The good news is that in the last five years there has been a broader resurgence in antibody research, says Dr. Brad Spellberg, a leading expert in drug-resistant infections at the Los Angeles County-University of Southern California Medical Center. Spellberg's lab is trying to harness antibodies to defeat deadly pathogens, including Acinetobacter, a genus of bacteria found in hospitals that is resistant to most antibiotics available today. This NIH-funded project has already yielded several promising antibodies, at least one of which has protected mice from lethal bacteria. Then there's the groundbreaking research being done by SAB Biotherapeutics, a small firm in South Dakota that is breeding cows that produce human antibodies. Company officials say that when injected with diseases like Methicillin-resistant Staphylococcus aureus, more commonly known as MRSA, these cows make effective antibodies, which SAB's researchers believe could, in the future, be given to humans to fight off the infection. MedImmune, a biotech firm based in Maryland, is conducting clinical trials on an antibody that targets a toxin produced by Staphylococcus bacteria.

Two months after the discovery of the Colistin-resistant E. coli was reported, the NIH announced it was spending $5 million on 24 programs aimed at developing what it is calling "nontraditional therapies" for antibiotic resistance. Spellberg estimates that there are a few dozen other university facilities and research firms—mostly in the biotech sphere—doing similar work. The large pharmaceutical companies have yet to see a big breakthrough that proves they can turn a hefty profit. That may soon be changing. "For a long time, there was little academic interest in antibodies for bacterial infections because every time resistance would catch up with the drugs we had, a company would come up with the next antibiotic," says Spellberg. "But the drug companies have decided antibiotics aren't profitable enough and have largely shut down their work in this area. So people are starting to think maybe it's time to take another look at immunotherapies."

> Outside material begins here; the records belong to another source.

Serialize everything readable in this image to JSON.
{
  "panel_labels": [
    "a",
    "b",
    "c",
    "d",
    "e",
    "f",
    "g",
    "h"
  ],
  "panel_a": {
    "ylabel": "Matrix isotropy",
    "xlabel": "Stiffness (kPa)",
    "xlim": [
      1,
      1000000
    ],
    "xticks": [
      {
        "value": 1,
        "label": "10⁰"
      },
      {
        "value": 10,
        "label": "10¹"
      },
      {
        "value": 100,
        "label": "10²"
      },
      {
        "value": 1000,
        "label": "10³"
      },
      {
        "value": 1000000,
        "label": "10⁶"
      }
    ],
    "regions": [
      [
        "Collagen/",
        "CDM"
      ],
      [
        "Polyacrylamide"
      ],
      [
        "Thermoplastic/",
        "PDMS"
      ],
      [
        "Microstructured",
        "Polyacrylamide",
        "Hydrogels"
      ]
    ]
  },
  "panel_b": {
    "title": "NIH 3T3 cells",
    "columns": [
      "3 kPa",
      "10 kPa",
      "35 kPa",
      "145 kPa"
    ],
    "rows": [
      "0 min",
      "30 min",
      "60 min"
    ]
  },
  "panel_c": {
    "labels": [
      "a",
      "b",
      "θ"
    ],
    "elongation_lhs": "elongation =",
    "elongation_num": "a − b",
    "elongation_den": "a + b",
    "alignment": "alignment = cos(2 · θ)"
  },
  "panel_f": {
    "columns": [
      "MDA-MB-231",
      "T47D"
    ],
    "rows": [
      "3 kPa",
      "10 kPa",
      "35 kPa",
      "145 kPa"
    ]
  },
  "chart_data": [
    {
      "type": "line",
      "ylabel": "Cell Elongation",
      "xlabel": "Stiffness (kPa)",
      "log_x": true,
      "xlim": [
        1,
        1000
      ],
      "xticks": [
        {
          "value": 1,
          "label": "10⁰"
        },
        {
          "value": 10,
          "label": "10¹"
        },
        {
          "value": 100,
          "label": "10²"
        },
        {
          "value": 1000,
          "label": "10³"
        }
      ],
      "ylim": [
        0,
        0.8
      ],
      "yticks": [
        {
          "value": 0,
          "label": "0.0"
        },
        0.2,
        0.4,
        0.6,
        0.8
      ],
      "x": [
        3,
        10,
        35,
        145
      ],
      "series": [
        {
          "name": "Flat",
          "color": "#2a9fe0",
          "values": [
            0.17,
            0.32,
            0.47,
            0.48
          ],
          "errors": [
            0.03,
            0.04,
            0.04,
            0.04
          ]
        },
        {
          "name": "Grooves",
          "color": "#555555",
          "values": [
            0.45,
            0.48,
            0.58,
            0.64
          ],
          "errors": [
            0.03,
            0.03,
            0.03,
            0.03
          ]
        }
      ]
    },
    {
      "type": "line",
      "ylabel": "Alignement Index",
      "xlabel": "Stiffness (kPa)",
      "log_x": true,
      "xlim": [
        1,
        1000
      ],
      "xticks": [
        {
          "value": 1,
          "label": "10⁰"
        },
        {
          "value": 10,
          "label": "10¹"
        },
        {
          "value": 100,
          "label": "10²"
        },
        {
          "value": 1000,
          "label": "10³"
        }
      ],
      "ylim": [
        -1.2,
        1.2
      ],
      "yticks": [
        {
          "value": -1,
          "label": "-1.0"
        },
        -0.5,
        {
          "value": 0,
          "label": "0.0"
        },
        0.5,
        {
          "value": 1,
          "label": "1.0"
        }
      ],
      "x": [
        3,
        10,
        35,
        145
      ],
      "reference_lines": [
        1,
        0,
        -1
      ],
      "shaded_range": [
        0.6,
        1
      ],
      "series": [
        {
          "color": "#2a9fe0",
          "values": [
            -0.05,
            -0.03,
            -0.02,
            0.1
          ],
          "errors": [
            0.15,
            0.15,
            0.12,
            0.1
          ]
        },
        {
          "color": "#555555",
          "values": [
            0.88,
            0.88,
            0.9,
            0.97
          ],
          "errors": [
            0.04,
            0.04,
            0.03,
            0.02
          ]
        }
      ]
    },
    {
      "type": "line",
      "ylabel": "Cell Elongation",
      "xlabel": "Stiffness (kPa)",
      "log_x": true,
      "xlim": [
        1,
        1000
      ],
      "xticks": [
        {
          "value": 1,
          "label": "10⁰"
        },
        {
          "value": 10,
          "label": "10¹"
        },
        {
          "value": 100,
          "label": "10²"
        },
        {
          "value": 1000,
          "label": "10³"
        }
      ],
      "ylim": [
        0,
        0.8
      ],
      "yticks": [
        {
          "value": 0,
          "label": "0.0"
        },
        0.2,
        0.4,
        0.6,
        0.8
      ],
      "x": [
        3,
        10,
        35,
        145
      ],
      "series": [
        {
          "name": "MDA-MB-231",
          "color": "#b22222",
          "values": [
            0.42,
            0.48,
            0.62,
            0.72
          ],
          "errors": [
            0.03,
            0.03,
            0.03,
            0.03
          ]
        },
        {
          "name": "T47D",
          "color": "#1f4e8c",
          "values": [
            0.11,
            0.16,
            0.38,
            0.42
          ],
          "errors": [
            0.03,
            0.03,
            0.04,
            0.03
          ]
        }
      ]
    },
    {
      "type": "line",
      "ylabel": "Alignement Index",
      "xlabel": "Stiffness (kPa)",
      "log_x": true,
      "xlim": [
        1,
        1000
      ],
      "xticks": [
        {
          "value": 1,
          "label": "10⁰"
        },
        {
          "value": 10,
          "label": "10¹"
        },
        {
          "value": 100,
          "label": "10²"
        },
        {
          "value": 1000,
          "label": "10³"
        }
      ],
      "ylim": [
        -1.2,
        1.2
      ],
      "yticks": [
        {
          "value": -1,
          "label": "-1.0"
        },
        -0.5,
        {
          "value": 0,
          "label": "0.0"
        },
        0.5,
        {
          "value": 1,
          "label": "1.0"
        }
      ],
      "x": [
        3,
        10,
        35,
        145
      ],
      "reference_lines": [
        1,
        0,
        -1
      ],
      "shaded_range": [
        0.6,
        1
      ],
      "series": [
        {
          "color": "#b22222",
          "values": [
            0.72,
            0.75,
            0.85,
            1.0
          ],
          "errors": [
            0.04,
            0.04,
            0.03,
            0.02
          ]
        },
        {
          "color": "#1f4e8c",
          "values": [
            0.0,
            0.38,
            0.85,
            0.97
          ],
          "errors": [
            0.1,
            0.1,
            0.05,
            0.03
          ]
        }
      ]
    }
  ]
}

There is nothing novel about this approach. Antibodies have been used since the late 19th century, when immune-boosting serums were developed to treat patients with diphtheria and tetanus, which at the time claimed thousands of lives annually. (The first Nobel Prize for medicine was awarded in 1901 to Emil von Behring for his work in this field.) By 1910, researchers in New York City had developed an antibody serum for pneumonia that would later catch the attention of the state's health commissioner, Thomas Parran Jr. After Parran became surgeon general in 1936, he funded a nationwide pneumonia control program that distributed the serum to people in roughly half of the states.

The interest in serums declined throughout the 1930s. Small-scale production of penicillin, the first widely used antibiotic, started in the early 1940s. As the U.S. prepared to enter World War II, the federal government partnered with the big pharmaceutical companies to expand manufacturing capacity. It was a Manhattan Project–sized effort. By the end of the war, antibiotics had entered the mainstream of American life, revolutionizing the practice of medicine. All of the sudden, doctors could cure patients of diseases that often proved fatal. "They were a magic bullet," says medical historian Dr. Scott Podolsky. "Antibiotics ushered in the golden age of medicine."

It's this powerful legacy that the proponents of immunotherapies are up against. Antibiotics were one of the most important discoveries of the 20th century. Convincing the research community that a 19th-century idea is the future of medicine is a difficult task, but the discovery of the mcr-1 gene may be the warning sign that jump-starts the conversation.